Selling top picks in financials. According to the filing, the fund sold about 40% of its holdings of Realogy Holdings Corp (NYSE:RLGY), the $6.2 billion market cap real estate broker which owns Century 21 and Coldwell Banker, and also sold nearly 4 million shares of American International Group Inc (NYSE:AIG). A number of other billionaires had been cutting their stakes in American International Group Inc (NYSE:AIG) last quarter, yet it still made our list of the most popular stocks among hedge funds for Q2 (check out the full top ten list). Wall Street analysts are calling the stock a good value, with a forward earnings multiple of 11, and in fact American International Group Inc (NYSE:AIG) does trade at a significant discount to the book value of its equity.

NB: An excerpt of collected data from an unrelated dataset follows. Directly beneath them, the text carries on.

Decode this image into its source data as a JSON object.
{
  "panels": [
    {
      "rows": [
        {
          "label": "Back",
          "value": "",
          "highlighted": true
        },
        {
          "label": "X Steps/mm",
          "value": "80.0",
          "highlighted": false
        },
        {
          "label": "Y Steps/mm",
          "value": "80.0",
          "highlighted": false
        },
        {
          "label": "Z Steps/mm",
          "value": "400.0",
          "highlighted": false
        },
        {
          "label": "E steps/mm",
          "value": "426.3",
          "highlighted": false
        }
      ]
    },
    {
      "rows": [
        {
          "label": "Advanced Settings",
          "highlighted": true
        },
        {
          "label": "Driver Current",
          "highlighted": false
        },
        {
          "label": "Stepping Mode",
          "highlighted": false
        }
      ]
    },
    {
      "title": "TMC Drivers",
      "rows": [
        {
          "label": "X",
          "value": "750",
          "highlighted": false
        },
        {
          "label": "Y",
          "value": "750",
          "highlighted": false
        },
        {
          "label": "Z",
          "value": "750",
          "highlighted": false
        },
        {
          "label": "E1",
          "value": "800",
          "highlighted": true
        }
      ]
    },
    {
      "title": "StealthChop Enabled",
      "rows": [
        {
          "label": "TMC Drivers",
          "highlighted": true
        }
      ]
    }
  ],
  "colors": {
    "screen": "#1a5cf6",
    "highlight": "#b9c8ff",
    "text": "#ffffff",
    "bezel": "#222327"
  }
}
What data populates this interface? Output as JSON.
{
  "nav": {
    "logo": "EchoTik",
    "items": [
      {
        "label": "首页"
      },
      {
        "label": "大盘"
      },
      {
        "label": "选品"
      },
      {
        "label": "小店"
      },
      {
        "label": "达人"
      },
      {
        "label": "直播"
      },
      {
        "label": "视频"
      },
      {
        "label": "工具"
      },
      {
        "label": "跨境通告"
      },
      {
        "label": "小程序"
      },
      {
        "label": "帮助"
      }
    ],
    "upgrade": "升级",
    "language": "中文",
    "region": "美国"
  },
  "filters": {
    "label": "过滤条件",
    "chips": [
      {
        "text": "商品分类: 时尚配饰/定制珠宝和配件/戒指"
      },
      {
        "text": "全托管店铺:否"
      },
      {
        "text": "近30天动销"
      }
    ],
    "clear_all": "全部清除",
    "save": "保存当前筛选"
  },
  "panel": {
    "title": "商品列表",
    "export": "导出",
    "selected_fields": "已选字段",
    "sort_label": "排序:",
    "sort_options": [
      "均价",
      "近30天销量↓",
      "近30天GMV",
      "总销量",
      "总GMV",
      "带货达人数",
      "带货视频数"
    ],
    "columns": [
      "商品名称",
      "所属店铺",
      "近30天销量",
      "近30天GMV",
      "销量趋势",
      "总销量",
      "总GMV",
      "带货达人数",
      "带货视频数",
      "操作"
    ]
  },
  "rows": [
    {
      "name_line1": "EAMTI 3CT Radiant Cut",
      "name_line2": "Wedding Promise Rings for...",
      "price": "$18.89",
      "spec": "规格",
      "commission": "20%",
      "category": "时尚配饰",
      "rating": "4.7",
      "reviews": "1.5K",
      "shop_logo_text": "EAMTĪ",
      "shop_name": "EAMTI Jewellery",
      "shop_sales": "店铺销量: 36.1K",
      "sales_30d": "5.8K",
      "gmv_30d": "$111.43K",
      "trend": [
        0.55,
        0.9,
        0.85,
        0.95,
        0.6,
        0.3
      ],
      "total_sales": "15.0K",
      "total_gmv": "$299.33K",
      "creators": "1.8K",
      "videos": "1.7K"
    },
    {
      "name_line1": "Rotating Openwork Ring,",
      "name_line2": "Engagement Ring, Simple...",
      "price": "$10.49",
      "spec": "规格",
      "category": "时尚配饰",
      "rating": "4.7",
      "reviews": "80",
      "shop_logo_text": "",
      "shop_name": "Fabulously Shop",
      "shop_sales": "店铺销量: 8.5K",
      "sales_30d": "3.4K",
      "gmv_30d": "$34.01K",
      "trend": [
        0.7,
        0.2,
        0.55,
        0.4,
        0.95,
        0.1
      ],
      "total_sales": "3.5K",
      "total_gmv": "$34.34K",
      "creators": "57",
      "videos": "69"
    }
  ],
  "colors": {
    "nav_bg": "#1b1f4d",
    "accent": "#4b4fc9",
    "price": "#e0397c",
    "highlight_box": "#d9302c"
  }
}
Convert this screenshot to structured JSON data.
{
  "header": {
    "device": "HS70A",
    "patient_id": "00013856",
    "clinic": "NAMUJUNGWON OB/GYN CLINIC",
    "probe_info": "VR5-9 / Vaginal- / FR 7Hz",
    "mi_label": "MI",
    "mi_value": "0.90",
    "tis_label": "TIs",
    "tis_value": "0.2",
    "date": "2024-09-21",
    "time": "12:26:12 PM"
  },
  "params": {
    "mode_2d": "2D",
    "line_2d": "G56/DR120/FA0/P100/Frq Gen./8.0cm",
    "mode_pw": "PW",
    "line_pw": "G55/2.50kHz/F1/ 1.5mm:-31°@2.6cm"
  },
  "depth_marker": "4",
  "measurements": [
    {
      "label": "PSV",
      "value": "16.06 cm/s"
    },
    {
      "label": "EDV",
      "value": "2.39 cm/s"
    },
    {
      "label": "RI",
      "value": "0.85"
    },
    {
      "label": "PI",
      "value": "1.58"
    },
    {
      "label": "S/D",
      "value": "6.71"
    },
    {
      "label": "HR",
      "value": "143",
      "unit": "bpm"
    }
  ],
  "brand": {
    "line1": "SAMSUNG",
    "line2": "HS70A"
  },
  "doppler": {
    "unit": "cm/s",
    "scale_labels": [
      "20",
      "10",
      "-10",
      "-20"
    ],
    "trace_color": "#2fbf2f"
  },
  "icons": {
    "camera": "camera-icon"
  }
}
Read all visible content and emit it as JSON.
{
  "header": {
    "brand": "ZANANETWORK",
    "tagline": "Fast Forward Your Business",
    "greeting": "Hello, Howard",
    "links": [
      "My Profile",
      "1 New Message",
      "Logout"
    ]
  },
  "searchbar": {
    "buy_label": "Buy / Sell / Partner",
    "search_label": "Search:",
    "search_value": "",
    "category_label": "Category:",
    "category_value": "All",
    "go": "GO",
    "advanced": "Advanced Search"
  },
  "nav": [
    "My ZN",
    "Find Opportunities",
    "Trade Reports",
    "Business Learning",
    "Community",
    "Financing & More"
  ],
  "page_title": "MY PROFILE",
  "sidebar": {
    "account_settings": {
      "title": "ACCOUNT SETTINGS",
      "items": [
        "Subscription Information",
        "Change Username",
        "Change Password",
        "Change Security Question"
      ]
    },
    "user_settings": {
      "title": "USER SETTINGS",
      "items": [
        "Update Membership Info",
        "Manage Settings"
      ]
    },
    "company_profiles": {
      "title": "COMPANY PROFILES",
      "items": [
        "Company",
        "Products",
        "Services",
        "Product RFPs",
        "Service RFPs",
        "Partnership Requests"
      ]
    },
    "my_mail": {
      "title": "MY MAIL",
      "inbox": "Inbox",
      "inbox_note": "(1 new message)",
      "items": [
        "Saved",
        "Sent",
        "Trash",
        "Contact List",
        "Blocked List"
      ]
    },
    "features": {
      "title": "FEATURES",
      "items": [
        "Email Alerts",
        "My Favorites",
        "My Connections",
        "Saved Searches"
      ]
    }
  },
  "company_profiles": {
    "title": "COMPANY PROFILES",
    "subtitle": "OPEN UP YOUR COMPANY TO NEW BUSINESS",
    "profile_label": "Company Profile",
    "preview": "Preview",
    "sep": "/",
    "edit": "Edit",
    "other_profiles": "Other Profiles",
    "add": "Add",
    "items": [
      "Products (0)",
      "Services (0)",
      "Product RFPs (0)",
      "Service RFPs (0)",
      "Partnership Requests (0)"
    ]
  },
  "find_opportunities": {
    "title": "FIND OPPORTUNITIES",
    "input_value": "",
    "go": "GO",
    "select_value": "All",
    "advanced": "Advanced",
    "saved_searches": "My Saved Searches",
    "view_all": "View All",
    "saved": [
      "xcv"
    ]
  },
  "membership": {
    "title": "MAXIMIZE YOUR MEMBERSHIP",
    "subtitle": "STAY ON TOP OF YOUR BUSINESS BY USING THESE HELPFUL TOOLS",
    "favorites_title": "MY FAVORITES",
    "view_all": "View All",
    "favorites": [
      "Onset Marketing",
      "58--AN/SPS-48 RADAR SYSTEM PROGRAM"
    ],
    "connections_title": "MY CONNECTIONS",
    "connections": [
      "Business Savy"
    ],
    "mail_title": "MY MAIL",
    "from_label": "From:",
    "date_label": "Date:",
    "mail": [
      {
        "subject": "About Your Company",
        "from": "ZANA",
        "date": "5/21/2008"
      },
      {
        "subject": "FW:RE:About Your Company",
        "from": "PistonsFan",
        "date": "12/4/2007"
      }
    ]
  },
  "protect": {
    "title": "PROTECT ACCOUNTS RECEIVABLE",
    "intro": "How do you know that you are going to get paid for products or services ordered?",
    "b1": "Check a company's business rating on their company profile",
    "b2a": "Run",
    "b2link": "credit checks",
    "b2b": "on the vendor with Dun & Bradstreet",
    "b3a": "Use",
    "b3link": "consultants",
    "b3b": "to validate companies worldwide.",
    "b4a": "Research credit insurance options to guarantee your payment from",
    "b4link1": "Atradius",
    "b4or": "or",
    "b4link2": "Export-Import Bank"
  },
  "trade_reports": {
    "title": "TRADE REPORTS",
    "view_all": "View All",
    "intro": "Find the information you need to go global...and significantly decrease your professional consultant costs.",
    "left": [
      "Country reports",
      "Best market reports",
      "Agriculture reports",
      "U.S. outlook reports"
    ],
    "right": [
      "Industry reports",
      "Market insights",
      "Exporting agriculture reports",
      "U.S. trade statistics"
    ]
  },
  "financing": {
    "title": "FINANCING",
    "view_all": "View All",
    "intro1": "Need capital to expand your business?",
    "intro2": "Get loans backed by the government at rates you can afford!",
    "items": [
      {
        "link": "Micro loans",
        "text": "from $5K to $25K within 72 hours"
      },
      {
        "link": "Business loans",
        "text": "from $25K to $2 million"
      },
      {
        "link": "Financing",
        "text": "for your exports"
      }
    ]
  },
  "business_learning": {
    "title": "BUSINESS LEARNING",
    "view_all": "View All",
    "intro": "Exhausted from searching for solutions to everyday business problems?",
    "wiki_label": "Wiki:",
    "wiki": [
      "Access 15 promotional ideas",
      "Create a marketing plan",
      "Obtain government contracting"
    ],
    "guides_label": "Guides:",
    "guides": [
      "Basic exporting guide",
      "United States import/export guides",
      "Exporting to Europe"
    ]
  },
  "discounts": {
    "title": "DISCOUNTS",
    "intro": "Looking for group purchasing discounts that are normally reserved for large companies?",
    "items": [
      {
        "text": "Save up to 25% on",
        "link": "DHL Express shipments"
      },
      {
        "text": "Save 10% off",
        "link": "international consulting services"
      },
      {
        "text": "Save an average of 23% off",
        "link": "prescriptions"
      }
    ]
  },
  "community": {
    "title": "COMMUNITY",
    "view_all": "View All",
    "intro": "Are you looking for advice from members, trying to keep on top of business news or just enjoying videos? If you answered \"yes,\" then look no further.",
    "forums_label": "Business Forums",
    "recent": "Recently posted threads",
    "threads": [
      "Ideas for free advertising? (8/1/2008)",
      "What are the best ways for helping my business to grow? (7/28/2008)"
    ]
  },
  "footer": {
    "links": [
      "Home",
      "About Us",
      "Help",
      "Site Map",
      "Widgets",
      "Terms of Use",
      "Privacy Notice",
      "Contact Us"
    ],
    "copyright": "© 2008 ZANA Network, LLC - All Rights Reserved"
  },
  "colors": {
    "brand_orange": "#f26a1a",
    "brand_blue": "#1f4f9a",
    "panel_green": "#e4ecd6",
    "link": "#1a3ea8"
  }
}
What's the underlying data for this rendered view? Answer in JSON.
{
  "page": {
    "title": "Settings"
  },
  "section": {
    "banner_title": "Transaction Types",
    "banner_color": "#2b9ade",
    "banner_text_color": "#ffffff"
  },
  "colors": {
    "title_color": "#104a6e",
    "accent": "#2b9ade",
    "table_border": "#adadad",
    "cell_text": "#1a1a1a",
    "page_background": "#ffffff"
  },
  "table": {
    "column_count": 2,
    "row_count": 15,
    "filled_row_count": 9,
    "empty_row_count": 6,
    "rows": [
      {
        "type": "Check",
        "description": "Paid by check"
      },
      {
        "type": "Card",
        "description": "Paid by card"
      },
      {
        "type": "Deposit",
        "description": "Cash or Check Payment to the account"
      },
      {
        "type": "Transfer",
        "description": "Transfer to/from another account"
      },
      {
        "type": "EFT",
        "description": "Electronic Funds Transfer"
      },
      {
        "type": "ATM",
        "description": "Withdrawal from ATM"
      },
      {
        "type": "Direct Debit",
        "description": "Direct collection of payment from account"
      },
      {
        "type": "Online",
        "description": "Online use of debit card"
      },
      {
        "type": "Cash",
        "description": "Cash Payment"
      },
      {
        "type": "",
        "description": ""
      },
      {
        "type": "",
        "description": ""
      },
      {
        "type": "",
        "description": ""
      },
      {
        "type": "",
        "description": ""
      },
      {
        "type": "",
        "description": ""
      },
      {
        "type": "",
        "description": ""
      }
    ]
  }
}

Realogy Holdings Corp (NYSE:RLGY) went public last October, and is up 23% from its levels shortly following its IPO. In the second quarter of 2013, revenue grew by 17% versus a year earlier driving the company into profitability. The sell-side, likely looking for continued strength in the housing market, is forecasting $2.71 in EPS for 2014 which places the current valuation at 16 times forward earnings estimates. We’d note that this projection is based on very large percentage increases in earnings per share.
As a result, while we are impressed with Realogy Holdings Corp (NYSE:RLGY)’s recent growth we would hold off on buying the stock for now. AIG, however, is at least a possible value prospect given the discount to book (though we wouldn’t count on the P/B ratio rising all the way to 1 in the near future). We’re not very familiar with the details of the pharmaceutical companies’ products, and so wouldn’t be comfortable recommending those names in terms of their fundamentals; if an investor did buy Elan or Warner Chilcott Plc (NASDAQ:WCRX) it would probably be because of an attractive merger arbitrage situation.
Disclosure: I own no shares of any stocks mentioned in this article.